Mas de que serve esse exemplo, dirão vocês? Ele aumenta a dificuldade ao invés de resolvê-la. Eu lhes disse isso com esse objetivo, e se eu acrescento uma dificuldade a mais, é para assim responder às duas. Qual será então essa resposta, e o que poderemos dizer a respeito? É que não foi o menino Jesus a causa da morte daquelas crianças, mas apenas a crueldade de Herodes, assim como não foi São Pedro que fez com os soldados morressem, mas a brutalidade do príncipe. Se ele tivesse encontrado as portas da prisão quebradas, ou as muralhas destruídas, Herodes poderia ter razão em condenar os vigias. Mas, como tudo estava no mesmo estado, as portas fechadas, os soldados ainda com as correntes que os prendiam ao Apóstolo, ele poderia concluir, se julgasse corretamente as coisas, que isso não seria obra e artifício de homens, mas efeito de um poder extraordinário e divino. Ele deveria adorar o autor de tão grande milagre, ao invés de exercer sua crueldade sobre os soldados. Deus, ao operar esse milagre, fez o que era necessário, não apenas para não expor os guardas à morte, como para levar o príncipe ao conhecimento da verdade. Se o tirano persistiu em sua impiedade, por que atribuir ao sábio médico das almas, àquele que é benevolente em todas as suas obras, um mal que não adveio senão do desregramento do doente?

Podemos dizer a mesma coisa aqui.

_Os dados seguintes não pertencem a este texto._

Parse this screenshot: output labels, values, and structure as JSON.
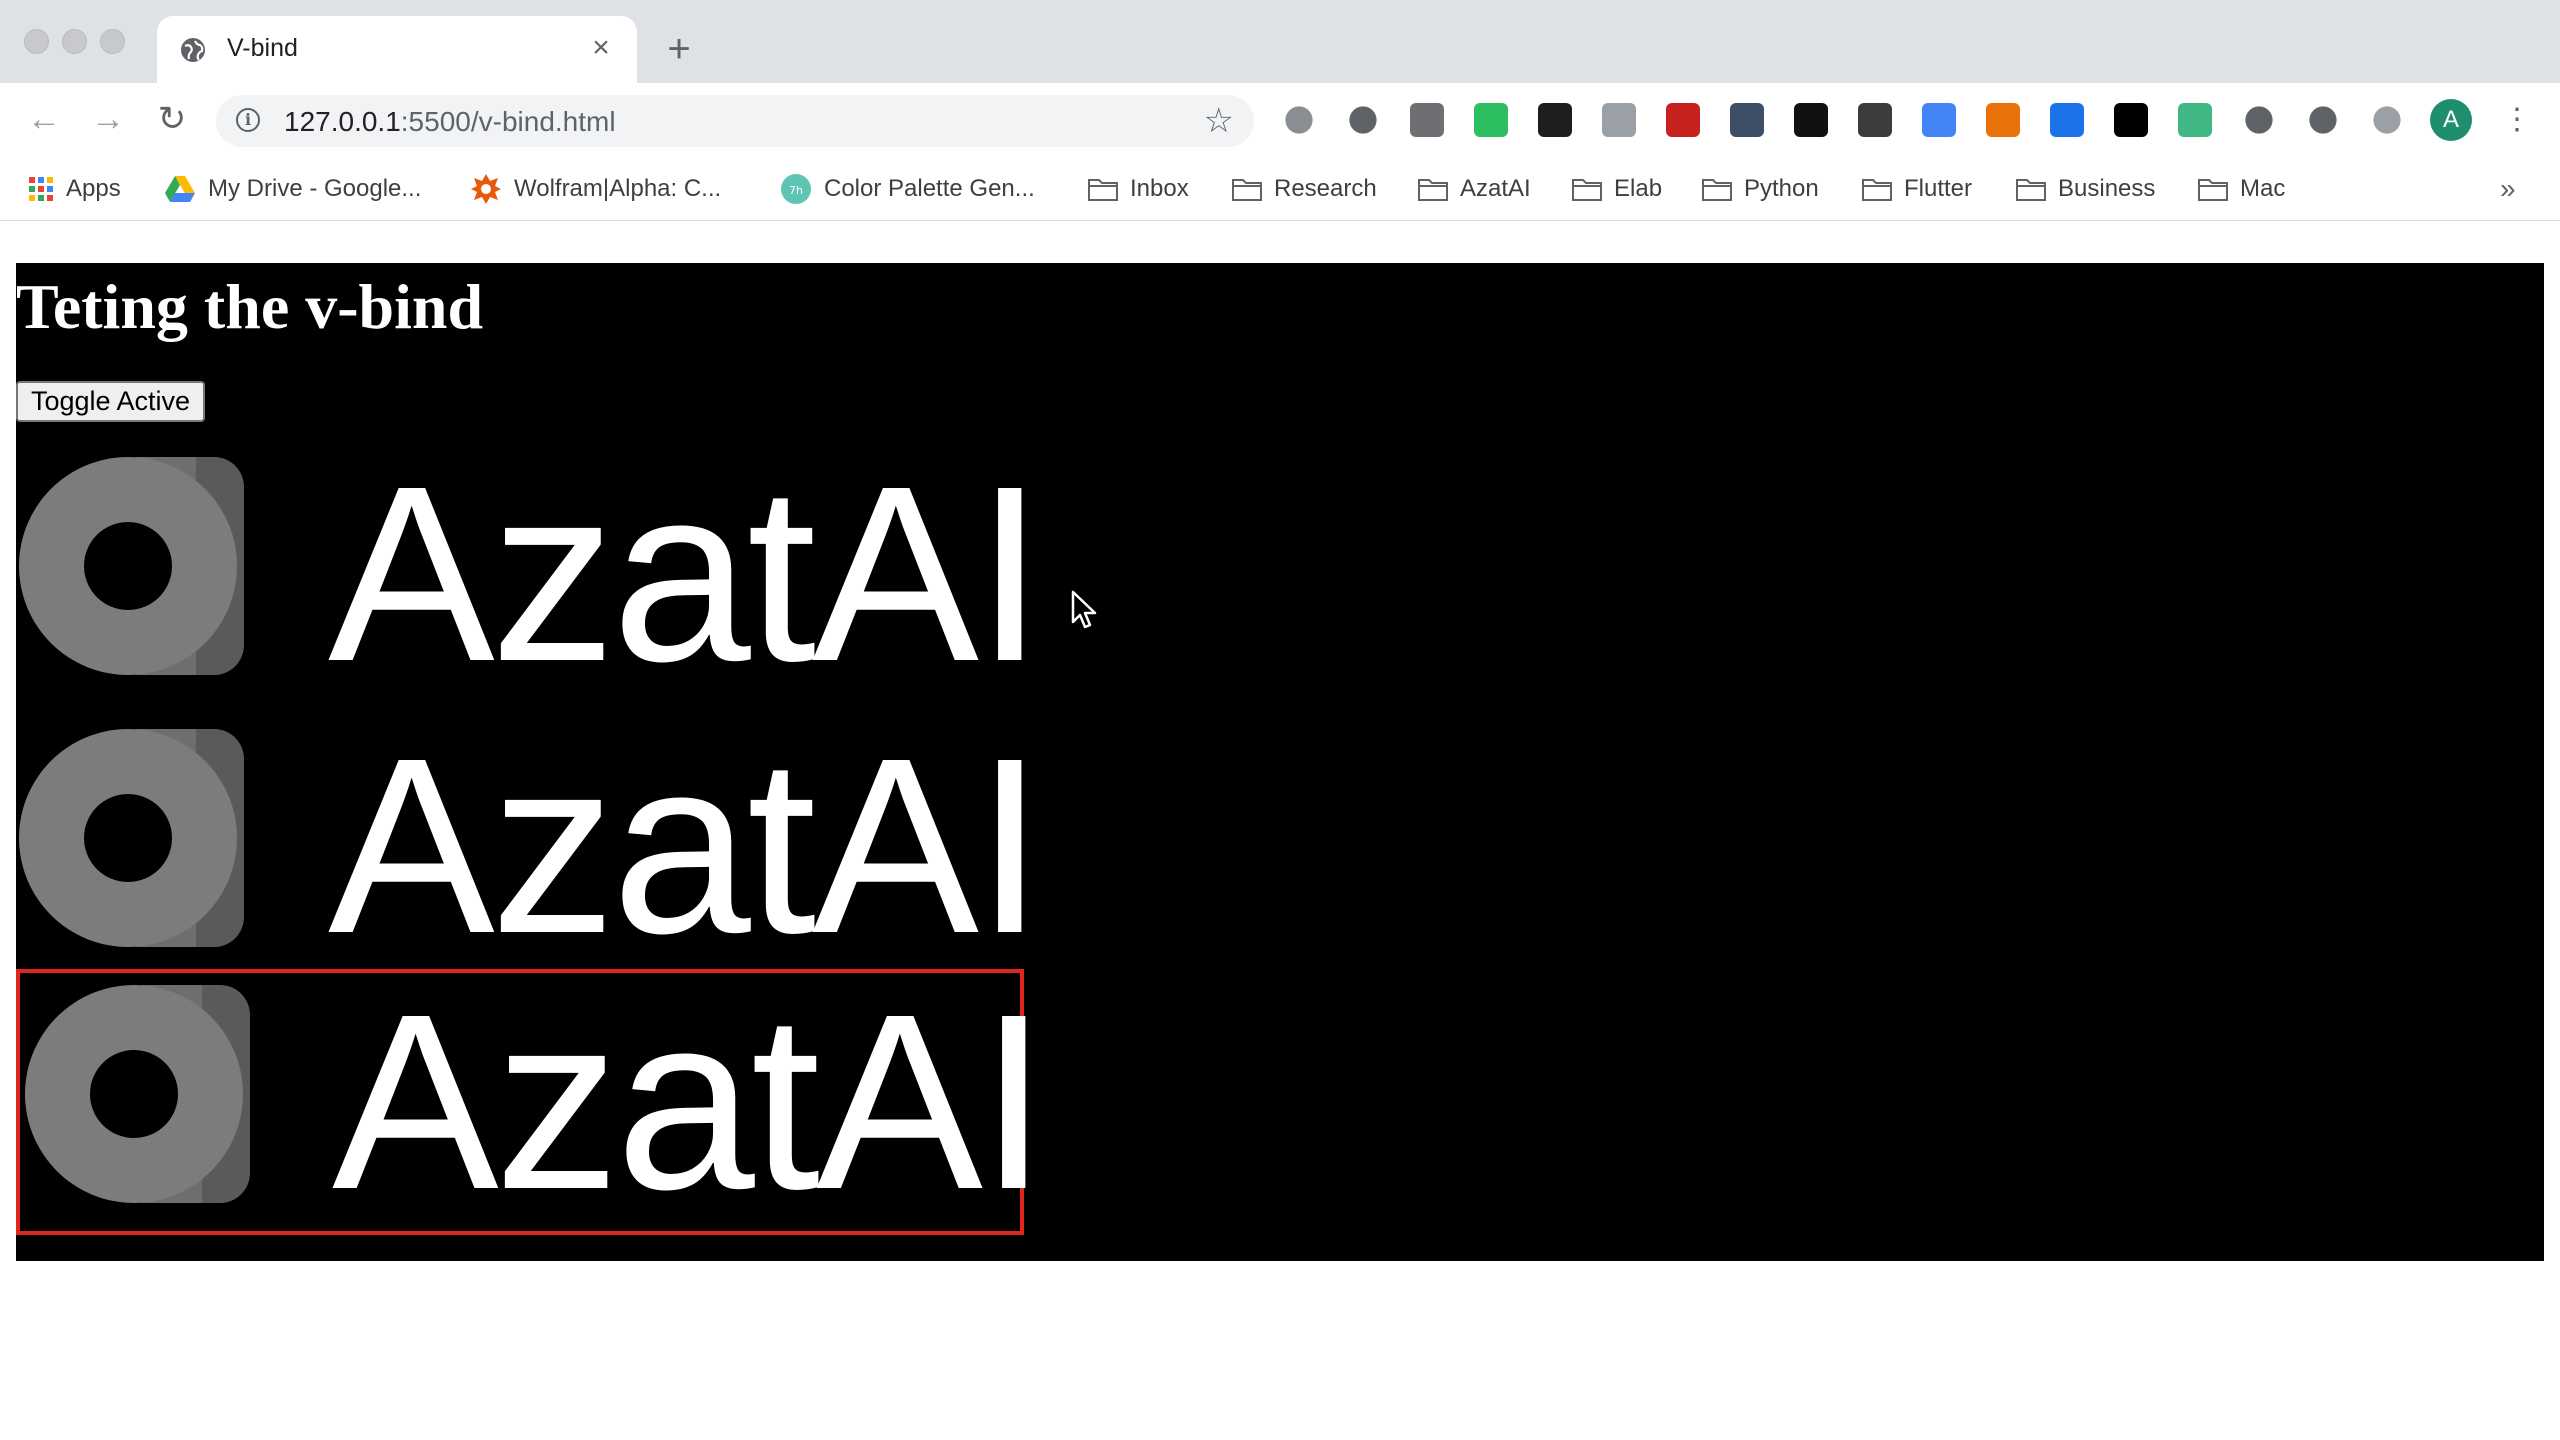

Por que, ó Herodes, você ficou colérico quando pensou ter sido iludido pelos magos? Você não sabia que essa gravidez tinha origem divina? Não reuniu os sacerdotes e os escribas? Não lhe fizeram esses ver que o profeta havia predito esses acontecimentos, e que muito tempo antes havia previsto esse nascimento? Não percebeu a admirável relação entre o presente e o passado? Não soube que os magos foram guiados por uma estrela? Não se enrubesceu com o zelo daqueles estrangeiros? Não admirou sua liberdade de linguagem? Não tremeu diante do oráculo do profeta? Não deveria ter compreendido facilmente qual deveria ser a sequência de tantas maravilhas? Não pôde julgar o futuro pelo passado? Por que todas essas coisas não o fizeram concluir por si mesmo, que não se tratava de uma manobra enganadora dos magos, mas do poder de Deus, que a tudo conduzia com sabedoria admirável? E, ainda que os magos o tivessem iludido, por que tomar as crianças, que não lhe fizeram mal algum?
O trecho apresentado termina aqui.